«Madame Catherine prépare sa classe de troisième à l’irrémédiable»: leçon de survie

Le directeur artistique du Surreal SoReal Theatre, Jon Lachlan Stewart, nous offre ces jours-ci l’occasion (trop rare) de découvrir en français, dans la truculente traduction d’Olivier Sylvestre, la pièce d’une auteure anglophone du Canada. Diplômée de l’École nationale de théâtre en 2016, l’Albertaine Elena Belyea signe une comédie noire, grinçante à souhait, un solo qui cristallise ingénieusement le régime de terreur qui prend chaque jour un peu plus d’emprise sur nos vies : Madame Catherine prépare sa classe de troisième à l’irrémédiable.
Dans la salle intime du Théâtre Prospero,habilement transformée en salle de classe par Cédric Lord, les spectateurs incarnent les jeunes élèves de Madame Catherine, surtout ceux des deux premiers rangs, auxquels le personnage campé avec aplomb par Alice Pascual s’adresse directement. En ce dernier jour d’école, les enfants auront droit à une leçon qu’ils ne sont pas près d’oublier, une préparation sans l’ombre d’un euphémisme, rien de moins qu’une méthode en quelques étapes pour survivre à une tuerie en milieu scolaire ! Parmi les nombreux sujets abordés : profilage, sécurité, terrorisme, port d’armes et recours essentiel à un sac à dos pare-balles.

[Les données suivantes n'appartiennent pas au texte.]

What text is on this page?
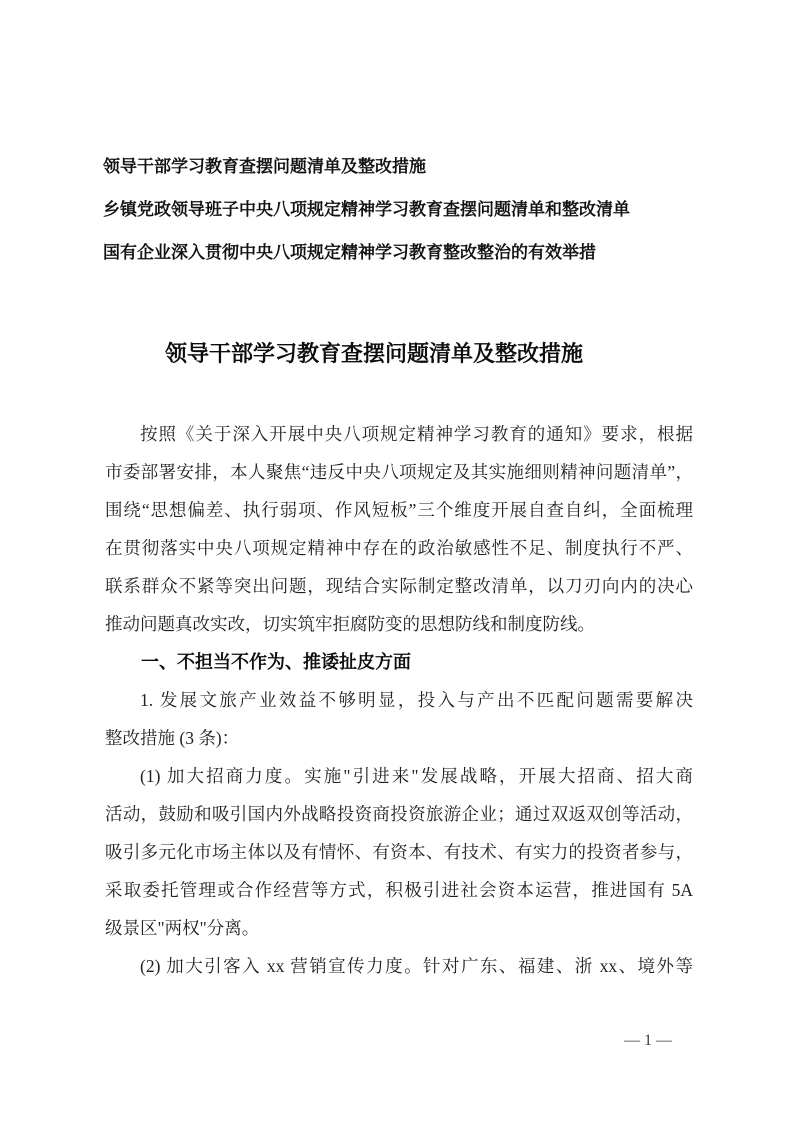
领导干部学习教育查摆问题清单及整改措施
乡镇党政领导班子中央八项规定精神学习教育查摆问题清单和整改清单
国有企业深入贯彻中央八项规定精神学习教育整改整治的有效举措
领导干部学习教育查摆问题清单及整改措施
按照《关于深入开展中央八项规定精神学习教育的通知》要求，根据
市委部署安排，本人聚焦“违反中央八项规定及其实施细则精神问题清单”，
围绕“思想偏差、执行弱项、作风短板”三个维度开展自查自纠，全面梳理
在贯彻落实中央八项规定精神中存在的政治敏感性不足、制度执行不严、
联系群众不紧等突出问题，现结合实际制定整改清单，以刀刃向内的决心
推动问题真改实改，切实筑牢拒腐防变的思想防线和制度防线。
一、不担当不作为、推诿扯皮方面
1. 发展文旅产业效益不够明显，投入与产出不匹配问题需要解决
整改措施 (3 条)：
(1) 加大招商力度。实施"引进来"发展战略，开展大招商、招大商
活动，鼓励和吸引国内外战略投资商投资旅游企业；通过双返双创等活动，
吸引多元化市场主体以及有情怀、有资本、有技术、有实力的投资者参与，
采取委托管理或合作经营等方式，积极引进社会资本运营，推进国有 5A
级景区"两权"分离。
(2) 加大引客入 xx 营销宣传力度。针对广东、福建、浙 xx、境外等
— 1 —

Pour convaincre son public captif, aussi bien dire lui sauver la vie, la professeure, pétrie de bonnes intentions, prend tous les moyens, adopte tous les registres. De la marionnette au rap en passant par le masque, qui lui permet dans une scène particulièrement troublante de donner la parole aux tueurs de Columbine, Polytechnique, Virginia Tech et autres Sandy Hook, elle s’enfonce à vue d’oeil dans ce qu’il est convenu d’appeler la paranoïa. Mais sa peur, réelle, indéniable, c’est également la nôtre. La jeune femme a certes laissé ce sentiment la conquérir, voire la dévorer, mais on ne saurait lui jeter la pierre, tout simplement parce que sa descente aux enfers est le corollaire d’une société dont les citoyens acceptent chaque jour que la peur gagne du terrain.

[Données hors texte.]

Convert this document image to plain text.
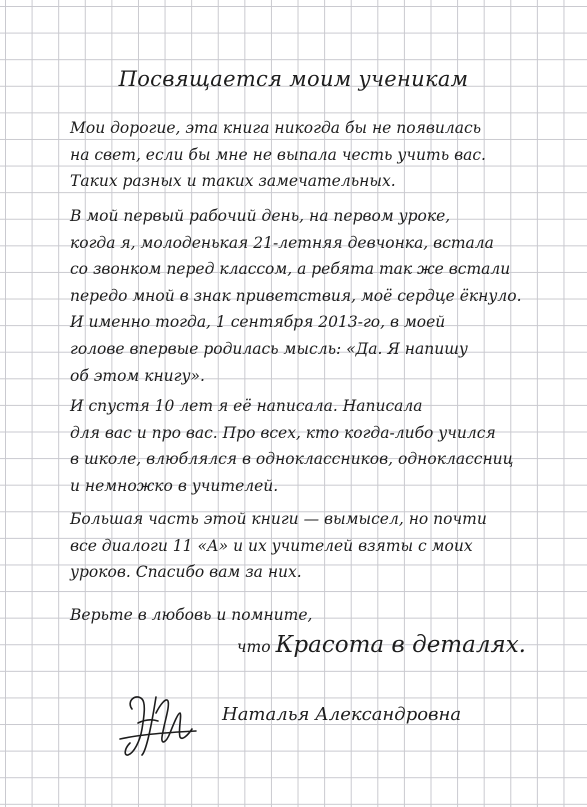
Посвящается моим ученикам
Мои дорогие, эта книга никогда бы не появилась
на свет, если бы мне не выпала честь учить вас.
Таких разных и таких замечательных.
В мой первый рабочий день, на первом уроке,
когда я, молоденькая 21-летняя девчонка, встала
со звонком перед классом, а ребята так же встали
передо мной в знак приветствия, моё сердце ёкнуло.
И именно тогда, 1 сентября 2013-го, в моей
голове впервые родилась мысль: «Да. Я напишу
об этом книгу».
И спустя 10 лет я её написала. Написала
для вас и про вас. Про всех, кто когда-либо учился
в школе, влюблялся в одноклассников, одноклассниц
и немножко в учителей.
Большая часть этой книги — вымысел, но почти
все диалоги 11 «А» и их учителей взяты с моих
уроков. Спасибо вам за них.
Верьте в любовь и помните,
что Красота в деталях.
Наталья Александровна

Pour éviter le banal exercice de style, on peut compter sur le jeu, la comédienne étant constamment sur la corde raide entre la lucidité et la folie, la tendresse et la menace, puis sur les contrastes de la mise en scène, juxtaposant comique et tragique, mais surtout sur la complexité du personnage. C’est-à-dire que l’auteure a pris le temps d’introduire ici et là des informations concernant l’existence de Catherine à l’extérieur de la classe, sur sa vie amoureuse, affective, professionnelle et familiale. Dans ces passages, qui permettent de transcender la figure un brin caricaturale de la professeure zélée, le spectateur risque fort de reconnaître ses propres angoisses… terriblement humaines.